Things I regret: Looking at github issues for the open-source self-driving car conversion kit.
Thousands of people use these things on public roads.
Things I regret: Looking at github issues for the open-source self-driving car conversion kit.
Thousands of people use these things on public roads.
The most damning evidence I've ever seen for "this device is only used by single people":
If you have a passenger they *also* have to be looking at the road or it sets off the "pay attention" alarm.
Or they can put their head on the dashboard.
@jonty it blows my mind that someone sells a device that sticks onto the windscreen, and people plug it into their car's CANbus and let it drive them around.
10,000 users on the roads, and a disclaimer that says "THIS IS ALPHA QUALITY SOFTWARE FOR RESEARCH PURPOSES ONLY. THIS IS NOT A PRODUCT. YOU ARE RESPONSIBLE FOR COMPLYING WITH LOCAL LAWS AND REGULATIONS. NO WARRANTY EXPRESSED OR IMPLIED."
I'm beginning to think humans were a mistake, let alone computers.
@[email protected] I'm increasingly of the opinion that we made a big mistake in coming down from the trees in the first place. @jonty
@Floppy @jonty tbh it only says this in "licensing", and who reads licenses these days?
This should have never been made public, let alone being sold with all these "new low price - it drives your car for $999!". Or at the very least it should have come with huge warnings everywhere telling that using it on public roads is illegal, not this fig leaf of "you are responsible for complying with local laws" buried in "licensing" on GitHub.

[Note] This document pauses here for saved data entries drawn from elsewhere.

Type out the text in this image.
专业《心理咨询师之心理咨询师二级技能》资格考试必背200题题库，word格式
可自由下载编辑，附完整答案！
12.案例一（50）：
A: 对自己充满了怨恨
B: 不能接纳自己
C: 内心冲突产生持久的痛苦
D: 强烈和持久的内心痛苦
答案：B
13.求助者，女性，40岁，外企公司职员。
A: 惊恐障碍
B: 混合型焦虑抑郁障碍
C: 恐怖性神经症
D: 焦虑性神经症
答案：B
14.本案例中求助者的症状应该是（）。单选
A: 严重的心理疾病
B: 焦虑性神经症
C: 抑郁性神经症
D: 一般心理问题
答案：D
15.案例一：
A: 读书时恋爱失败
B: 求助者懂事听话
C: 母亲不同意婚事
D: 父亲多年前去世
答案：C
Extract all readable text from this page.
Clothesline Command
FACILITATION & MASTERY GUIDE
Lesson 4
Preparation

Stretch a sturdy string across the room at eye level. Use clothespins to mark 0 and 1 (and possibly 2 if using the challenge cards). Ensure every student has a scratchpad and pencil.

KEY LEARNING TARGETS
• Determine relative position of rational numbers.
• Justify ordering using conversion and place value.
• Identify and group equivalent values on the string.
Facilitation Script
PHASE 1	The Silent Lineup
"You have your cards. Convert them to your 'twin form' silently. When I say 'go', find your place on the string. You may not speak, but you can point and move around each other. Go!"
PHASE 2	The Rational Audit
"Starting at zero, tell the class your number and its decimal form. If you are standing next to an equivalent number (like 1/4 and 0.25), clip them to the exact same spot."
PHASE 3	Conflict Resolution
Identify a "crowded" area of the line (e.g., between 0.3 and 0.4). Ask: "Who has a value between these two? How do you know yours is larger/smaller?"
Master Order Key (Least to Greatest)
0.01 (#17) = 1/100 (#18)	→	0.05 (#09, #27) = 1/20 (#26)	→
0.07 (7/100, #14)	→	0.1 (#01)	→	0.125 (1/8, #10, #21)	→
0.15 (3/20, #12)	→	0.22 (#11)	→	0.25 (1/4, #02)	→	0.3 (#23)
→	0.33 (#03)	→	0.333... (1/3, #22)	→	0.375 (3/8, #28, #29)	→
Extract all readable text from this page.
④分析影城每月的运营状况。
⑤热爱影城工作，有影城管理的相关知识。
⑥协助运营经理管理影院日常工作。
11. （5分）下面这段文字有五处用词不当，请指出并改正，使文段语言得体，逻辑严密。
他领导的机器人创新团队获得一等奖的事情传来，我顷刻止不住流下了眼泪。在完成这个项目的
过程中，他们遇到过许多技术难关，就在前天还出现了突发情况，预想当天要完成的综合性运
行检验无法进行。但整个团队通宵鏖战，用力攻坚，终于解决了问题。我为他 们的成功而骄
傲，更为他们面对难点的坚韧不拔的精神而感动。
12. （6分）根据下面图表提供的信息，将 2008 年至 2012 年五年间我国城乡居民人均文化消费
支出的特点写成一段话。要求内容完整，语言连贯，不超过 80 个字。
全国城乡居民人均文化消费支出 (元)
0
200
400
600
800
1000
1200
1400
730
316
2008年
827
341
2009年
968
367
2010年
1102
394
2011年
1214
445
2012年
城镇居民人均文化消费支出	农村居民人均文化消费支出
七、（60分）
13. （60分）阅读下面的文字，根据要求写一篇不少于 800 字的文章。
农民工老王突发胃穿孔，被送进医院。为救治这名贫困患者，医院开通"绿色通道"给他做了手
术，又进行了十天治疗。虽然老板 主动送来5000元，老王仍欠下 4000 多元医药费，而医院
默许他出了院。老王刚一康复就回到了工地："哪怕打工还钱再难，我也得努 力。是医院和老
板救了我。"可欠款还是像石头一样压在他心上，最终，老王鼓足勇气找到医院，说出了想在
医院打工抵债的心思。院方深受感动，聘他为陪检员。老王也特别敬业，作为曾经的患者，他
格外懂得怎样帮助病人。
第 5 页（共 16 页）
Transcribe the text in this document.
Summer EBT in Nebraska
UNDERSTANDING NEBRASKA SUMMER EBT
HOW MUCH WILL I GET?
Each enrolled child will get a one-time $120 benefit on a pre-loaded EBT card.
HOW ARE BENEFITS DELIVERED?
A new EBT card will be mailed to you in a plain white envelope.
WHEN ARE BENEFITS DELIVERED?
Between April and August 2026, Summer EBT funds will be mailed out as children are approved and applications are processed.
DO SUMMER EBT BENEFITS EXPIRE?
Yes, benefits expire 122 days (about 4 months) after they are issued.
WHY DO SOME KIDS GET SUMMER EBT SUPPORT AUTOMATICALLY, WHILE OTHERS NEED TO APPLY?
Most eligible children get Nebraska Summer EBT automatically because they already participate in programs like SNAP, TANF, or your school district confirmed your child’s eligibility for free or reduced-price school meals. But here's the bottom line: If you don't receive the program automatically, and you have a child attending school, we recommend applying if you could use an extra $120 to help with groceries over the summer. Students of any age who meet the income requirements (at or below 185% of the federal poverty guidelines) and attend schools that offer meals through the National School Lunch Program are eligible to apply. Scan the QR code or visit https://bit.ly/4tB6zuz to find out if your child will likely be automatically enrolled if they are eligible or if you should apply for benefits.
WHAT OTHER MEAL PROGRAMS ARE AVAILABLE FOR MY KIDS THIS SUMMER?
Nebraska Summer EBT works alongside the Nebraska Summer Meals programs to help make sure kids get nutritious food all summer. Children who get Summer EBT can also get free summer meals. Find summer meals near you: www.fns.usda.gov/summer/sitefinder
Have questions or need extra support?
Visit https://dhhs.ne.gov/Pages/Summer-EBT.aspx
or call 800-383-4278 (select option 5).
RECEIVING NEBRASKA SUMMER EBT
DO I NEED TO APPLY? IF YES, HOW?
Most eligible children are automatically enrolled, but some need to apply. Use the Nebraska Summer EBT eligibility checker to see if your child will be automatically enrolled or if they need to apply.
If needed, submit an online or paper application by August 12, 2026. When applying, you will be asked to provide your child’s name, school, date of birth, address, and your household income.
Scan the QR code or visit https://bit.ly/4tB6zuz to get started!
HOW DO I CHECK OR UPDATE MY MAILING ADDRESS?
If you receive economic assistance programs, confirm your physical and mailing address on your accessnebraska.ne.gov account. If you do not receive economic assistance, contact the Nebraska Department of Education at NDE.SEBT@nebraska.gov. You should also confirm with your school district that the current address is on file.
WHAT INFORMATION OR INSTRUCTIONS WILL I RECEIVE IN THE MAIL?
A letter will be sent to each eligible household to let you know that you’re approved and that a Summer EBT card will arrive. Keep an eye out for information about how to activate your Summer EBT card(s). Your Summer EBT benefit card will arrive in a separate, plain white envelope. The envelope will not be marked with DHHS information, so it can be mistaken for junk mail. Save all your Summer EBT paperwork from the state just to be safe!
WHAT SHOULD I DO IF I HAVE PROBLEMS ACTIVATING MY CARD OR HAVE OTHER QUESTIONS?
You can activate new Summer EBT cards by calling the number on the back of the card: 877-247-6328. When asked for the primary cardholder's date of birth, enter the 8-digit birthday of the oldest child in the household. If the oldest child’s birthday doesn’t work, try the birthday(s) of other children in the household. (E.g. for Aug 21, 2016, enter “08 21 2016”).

On the first glance it seems that if you buy this $1k device from their website, you won't even visit the page that says this disclaimer. "For research purposes only" is only on the GitHub to serve as legal insurance apparently; they're selling the device to regular car owners, as "purpose built to run openpilot", and nowhere on their website does it say that it's "for research purposes". It's as if you would have bought a new car from a car dealership, and it had "only for research purposes" hidden somewhere deep in the EULA.
The creators of this shit should be prosecuted imo.